Enfin, les témoignages d’étudiants qui passent ces oraux indiquent que les codes de cet exercice sont les codes sociaux traditionnellement masculins : il faut parler fort, car le Jury est assis loin, il faut avoir du répondant parfois acide, il faut physiquement occuper l’espace, …

Pour terminer sur la question des écoles de commerce, il est important de souligner que les femmes s’orientent plutôt dans le marketing ou les ressources humaines, alors que les hommes s’orientent plutôt dans les métiers de la finance, ou de l’audit. Les métiers choisis par les hommes sont mieux rémunérés, et bien que l’écart de salaire ne soit constaté au sein de la même promotion, il est constaté dans une classe d’âge, puisque les diplômés touchent 4.200 euros brut par an de plus que les diplômées d’un même école.

Les domaines largement féminisés, le droit et la médecine

Certains chiffres rassurent. On peut lire sur le site du gouvernement que les promotions de médecine, d’odontologie et de pharmacie sont à 65.3% féminines. À la lecture de ce chiffre, on peut penser, qu’au moins, dans le secteur médical, les femmes sont au moins autant diplômées que les hommes, et que l’évolution est positive. En effet, en 1980, les bancs de la faculté de médecine n’étaient occupés qu’à 45% par des filles. On assiste sans conteste à une féminisation des métiers médicaux. Néanmoins, malgré ces chiffres encourageants, certaines difficultés demeurent.

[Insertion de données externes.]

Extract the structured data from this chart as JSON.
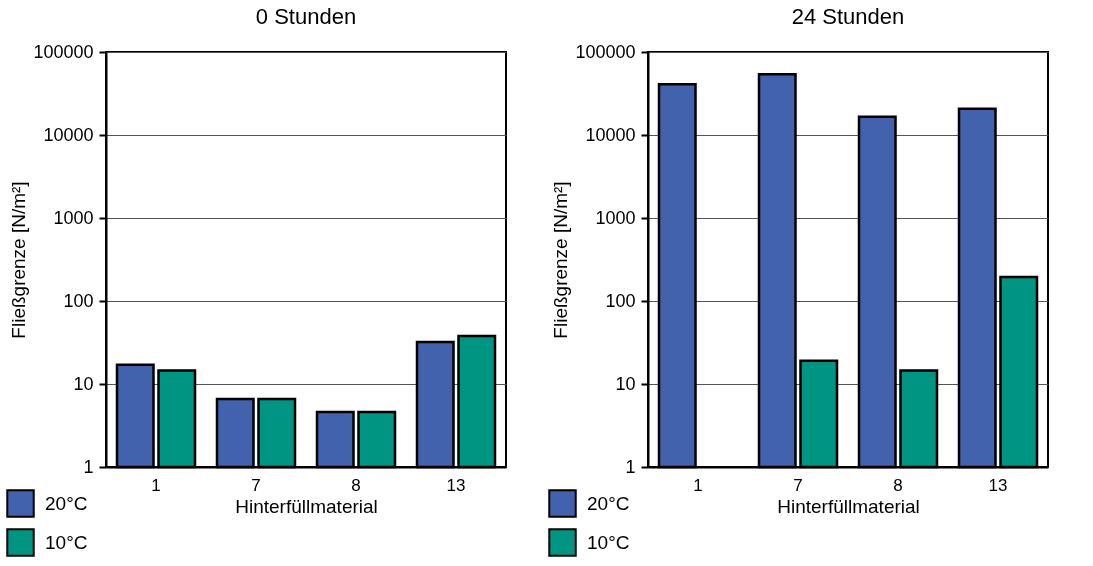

Dans les filières d’exception et d’excellence du domaine médical, les hommes demeurent majoritaires. C’est ainsi que 40% des effectifs en chirurgie sont féminins, alors que les formations en gynécologie (81%) et en pédiatrie (87%) sont largement suivies par des femmes. Ces chiffres traduisent deux courants sociaux issus du patriarcat. Tout d’abord, les femmes ne sont pas encouragées à s’orienter dans les filières d’excellence, car il est estimé que ce sont des métiers difficiles, exercés au terme d’études longues et exigeantes sont réservés aux hommes. Ensuite, les effectifs sont largement majoritairement féminins dans les secteurs de la maïeutique, de la maternité et de la parentalité, c’est-à-dire la gynécologie ou la pédiatrie. Cela traduit la volonté de cantonner les femmes dans des domaines « réservés aux femmes ». Si la possibilité pour une femme d’être médecin n’est plus remise en cause, la femme reste encouragée à suivre des formations qui l’orientent vers le soin des enfants, ou des femmes enceintes, ou encore des autres femmes. Les métiers du « care », en quelque sorte.

Le droit apparaît comme une des formations les plus paritaires, voire même la seule dans laquelle le nombre de femmes est supérieur à celui des hommes, y compris dans les plus hautes professions du monde juridique. Dès 2010, 70% des licenciés étaient des femmes, et aujourd’hui, 80% des étudiants à l’École Nationale de la Magistrature (ENM) sont des femmes.

Néanmoins, certaines limitent demeurent, puisque les femmes ne représentent plus que 40% des doctorants en droit. Tout comme en médecine, les cursus d’excellence semblent être réservés aux hommes, même quand ces derniers ne sont pas majoritaires dans le tronc commun (licence). Bien que la profession d’avocat soit autant exercée par les hommes que par les femmes. Par exemple, le barreau de Paris compte en 2019 56% d’avocates. Ces dernières sont moins mises en avant que leurs homologues masculins. En effet, les avocates sont à 87% collaboratrices, et elles ne sont que 17% à être associée, c’est-à-dire dirigeantes d’un cabinet d’avocats. Cet écart traduit le fait que bien que l’accès à la profession d’avocat, par concours anonyme puis oral, ne pose plus question aujourd’hui, les cabinets et les acteurs de la société économique sont encore réticents à accorder des responsabilités à des femmes.